I have long felt that what the Europeans did after coming to this land, and I am a descendant of those Europeans, was pretty disgraceful, all in all.  I do not know if it is entirely true but I have heard that every  treaty the U.S. government made with the native peoples who were here before the Europeans came was broken by the government.  Someone, it doesn't sound too far fetched.  Along with enslaving people from Africa and elsewhere being one of what I see as the "original sins" of the nation, the genocide of the indigenous peoples was another sad chapter.  And that presently we have demonized people whose faith is Islam, well, I am about as proud of that as when I think of the fact that Japanese Americans were interned during World War two after being relieved of all their propery by the government of this nation.  I know some people would find what I have said offensive.  I find it offensive to fail to acknowledge these issues.  It's a mixed bag, the history of this country.  Some good, some bad.  But surely not all pretty, not by a long shot.


The Aboriginal Americans got rolled by the Tide of History.   History will continue to do so.   So no sense in wringing one's hands over it.  In fact, another Tide is sweeping across Europe as I type. 


Lots of back-and-forth here, and I am glad that is the case.  The unfortunate eras in history should be remembered, and taught in schools, so that we can avoid allowing anything similar to build up in our society.

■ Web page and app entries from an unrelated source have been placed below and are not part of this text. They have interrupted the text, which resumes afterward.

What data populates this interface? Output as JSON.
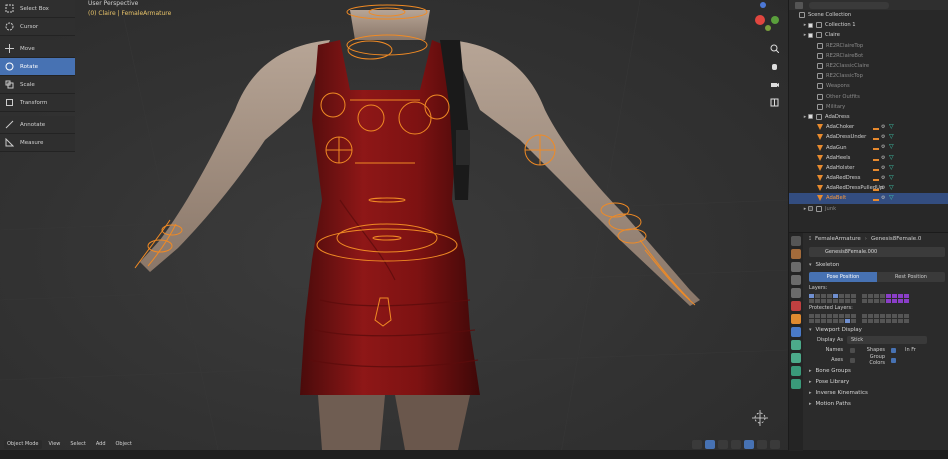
{
  "viewport": {
    "perspective_label": "User Perspective",
    "context_label": "(0) Claire | FemaleArmature"
  },
  "toolshelf": [
    {
      "label": "Select Box",
      "icon": "select-box-icon",
      "active": false
    },
    {
      "label": "Cursor",
      "icon": "cursor-icon",
      "active": false
    },
    {
      "label": "Move",
      "icon": "move-icon",
      "active": false
    },
    {
      "label": "Rotate",
      "icon": "rotate-icon",
      "active": true
    },
    {
      "label": "Scale",
      "icon": "scale-icon",
      "active": false
    },
    {
      "label": "Transform",
      "icon": "transform-icon",
      "active": false
    },
    {
      "label": "Annotate",
      "icon": "annotate-icon",
      "active": false
    },
    {
      "label": "Measure",
      "icon": "measure-icon",
      "active": false
    }
  ],
  "header": {
    "mode": "Object Mode",
    "menus": [
      "View",
      "Select",
      "Add",
      "Object"
    ]
  },
  "outliner": {
    "rows": [
      {
        "label": "Scene Collection",
        "indent": 0,
        "state": "normal"
      },
      {
        "label": "Collection 1",
        "indent": 1,
        "state": "normal"
      },
      {
        "label": "Claire",
        "indent": 1,
        "state": "normal"
      },
      {
        "label": "RE2RClaireTop",
        "indent": 2,
        "state": "dim"
      },
      {
        "label": "RE2RClaireBot",
        "indent": 2,
        "state": "dim"
      },
      {
        "label": "RE2ClassicClaire",
        "indent": 2,
        "state": "dim"
      },
      {
        "label": "RE2ClassicTop",
        "indent": 2,
        "state": "dim"
      },
      {
        "label": "Weapons",
        "indent": 2,
        "state": "dim"
      },
      {
        "label": "Other Outfits",
        "indent": 2,
        "state": "dim"
      },
      {
        "label": "Military",
        "indent": 2,
        "state": "dim"
      },
      {
        "label": "AdaDress",
        "indent": 1,
        "state": "normal"
      },
      {
        "label": "AdaChoker",
        "indent": 2,
        "state": "normal"
      },
      {
        "label": "AdaDressUnder",
        "indent": 2,
        "state": "normal"
      },
      {
        "label": "AdaGun",
        "indent": 2,
        "state": "normal"
      },
      {
        "label": "AdaHeels",
        "indent": 2,
        "state": "normal"
      },
      {
        "label": "AdaHolster",
        "indent": 2,
        "state": "normal"
      },
      {
        "label": "AdaRedDress",
        "indent": 2,
        "state": "normal"
      },
      {
        "label": "AdaRedDressPulledUp",
        "indent": 2,
        "state": "normal"
      },
      {
        "label": "AdaBelt",
        "indent": 2,
        "state": "selected"
      },
      {
        "label": "Junk",
        "indent": 1,
        "state": "dim"
      }
    ]
  },
  "properties": {
    "breadcrumb_object": "FemaleArmature",
    "breadcrumb_data": "Genesis8Female.0",
    "data_field": "Genesis8Female.000",
    "skeleton_panel": "Skeleton",
    "pose_position": "Pose Position",
    "rest_position": "Rest Position",
    "layers_label": "Layers:",
    "protected_label": "Protected Layers:",
    "viewport_display_panel": "Viewport Display",
    "display_as_label": "Display As",
    "display_as_value": "Stick",
    "names_label": "Names",
    "shapes_label": "Shapes",
    "in_front_label": "In Fr",
    "axes_label": "Axes",
    "group_colors_label": "Group Colors",
    "bone_groups": "Bone Groups",
    "pose_library": "Pose Library",
    "inverse_kinematics": "Inverse Kinematics",
    "motion_paths": "Motion Paths"
  },
  "colors": {
    "accent": "#4772b3",
    "bone_orange": "#f08a24",
    "dress_red": "#8a1414",
    "selected_text": "#ff9b3a"
  }
}
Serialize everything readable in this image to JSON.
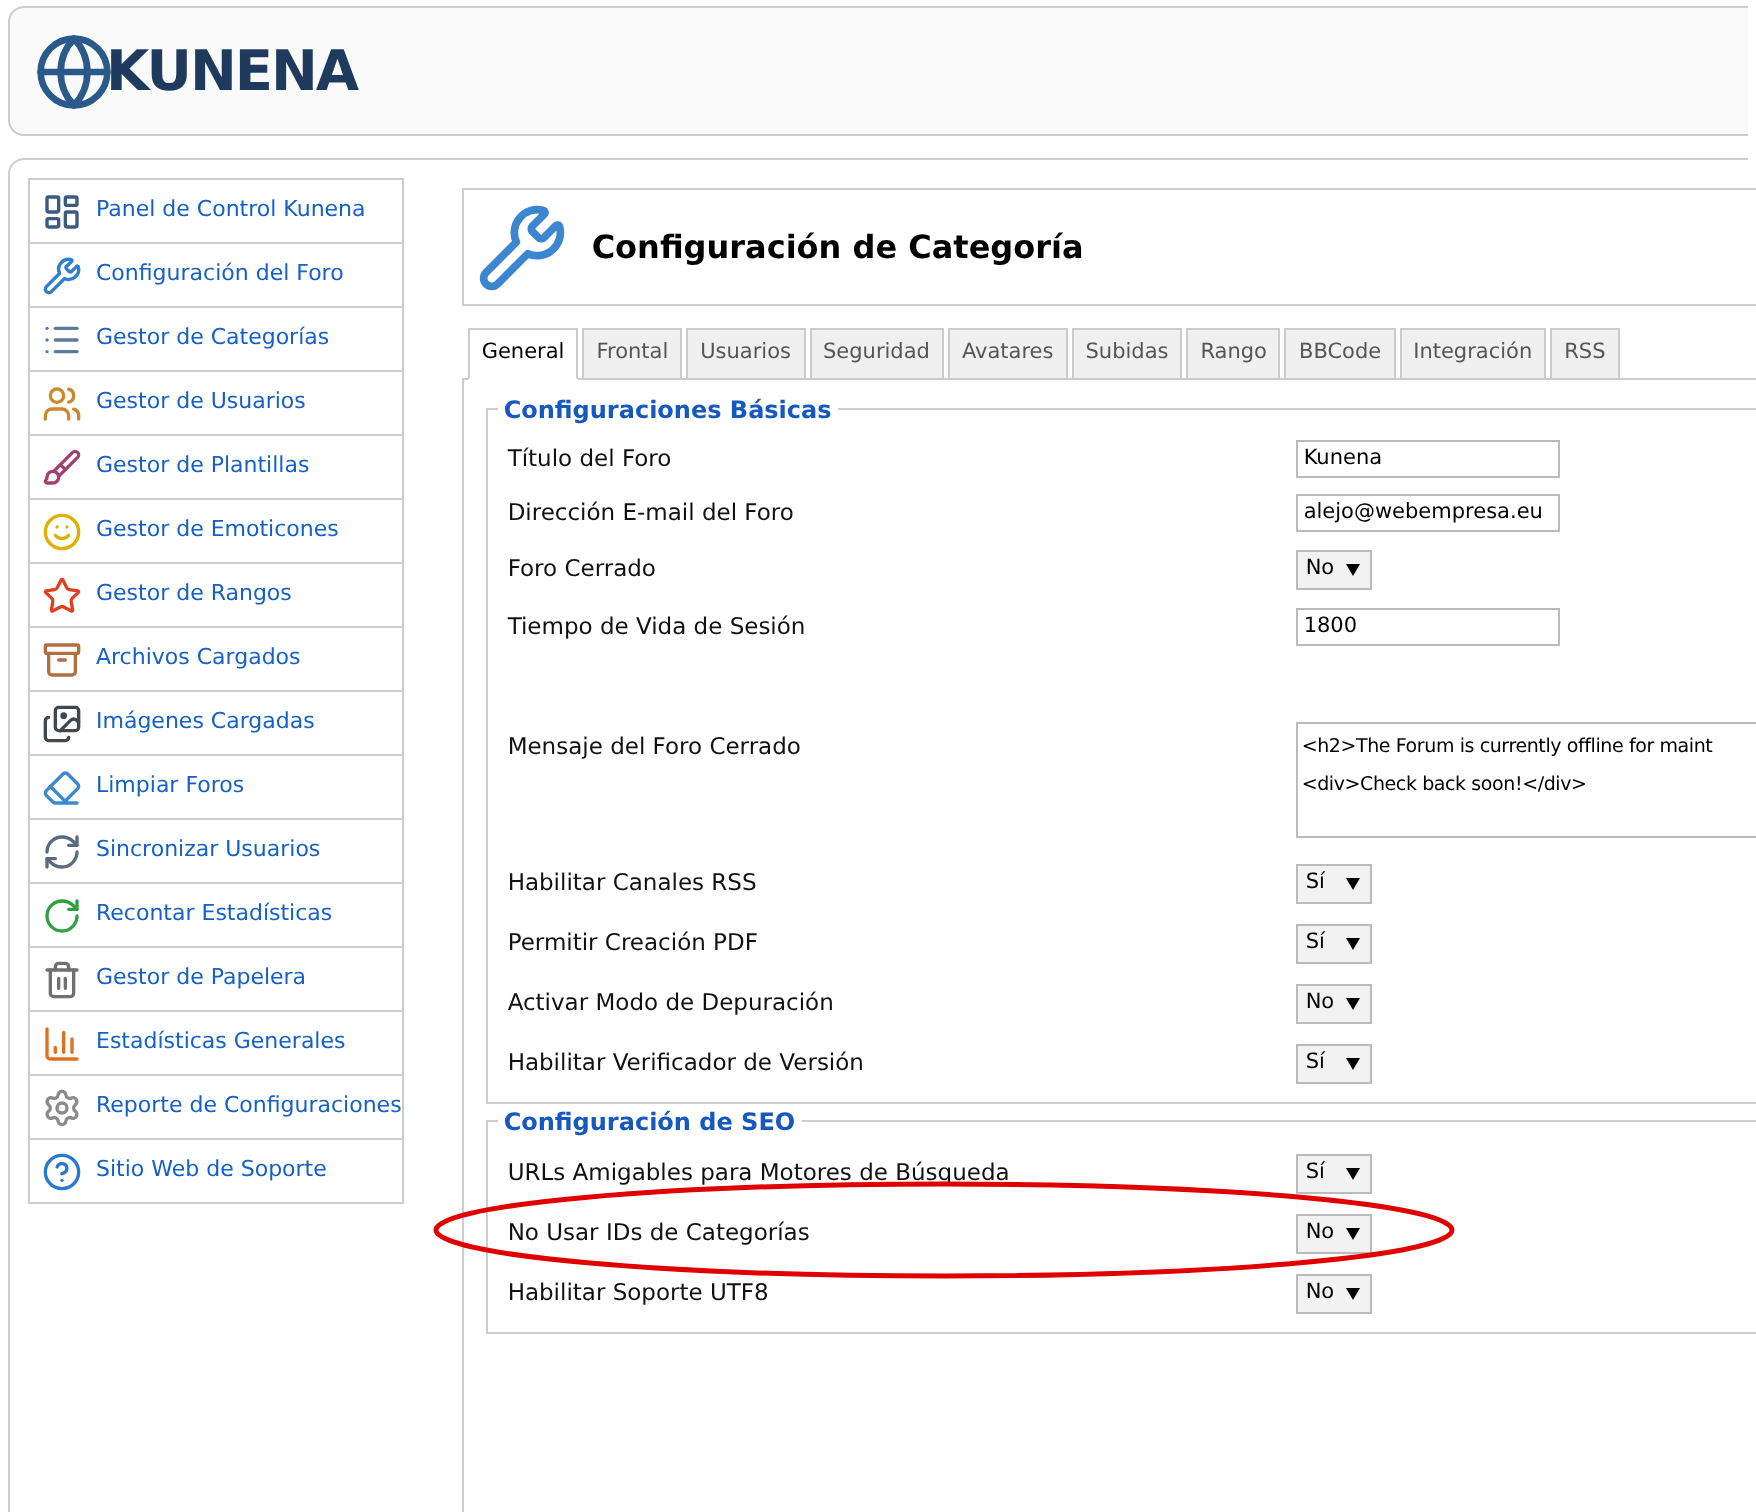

No, we won't have anything like "Custer's Last Stand", or, one would hope, the Nazis' "Final Solution", but the emotional states that allowed those events to happen are alive and well today.  Racism is just as strong, with Nationalism on the rise in many places.  So, what's to be done?

In my humble opinion, it begins with the individual recognizing that he/she cannot survive without others.  A simple thought that you need that person in a factory to make your phone, and that person to fix your car, and that person to cook your meal, and that person to keep the power running, and that person to tend to your broken body, and that person to entertain you, etc., ad infinitum. 

I am not an island, and therefore, I treat others as I want to be treated.  Easy to say, difficult to do, but worth it!

Had the Europeans stopped to consider just how much they could learn from the Native peoples, there would have been a lot less blood shed.  Europeans were as inevitable as the tide, but because of the belief that the European knows best, the Natives were cast aside - first metaphorically, then literally.

Let's do what we can to work together on things, and recognize that others will have ideas and answers we would never consider.


Let me gently inform you that blaming a whole race and characterizing them in general - the white race in this case - is racist and therefore you are a racist.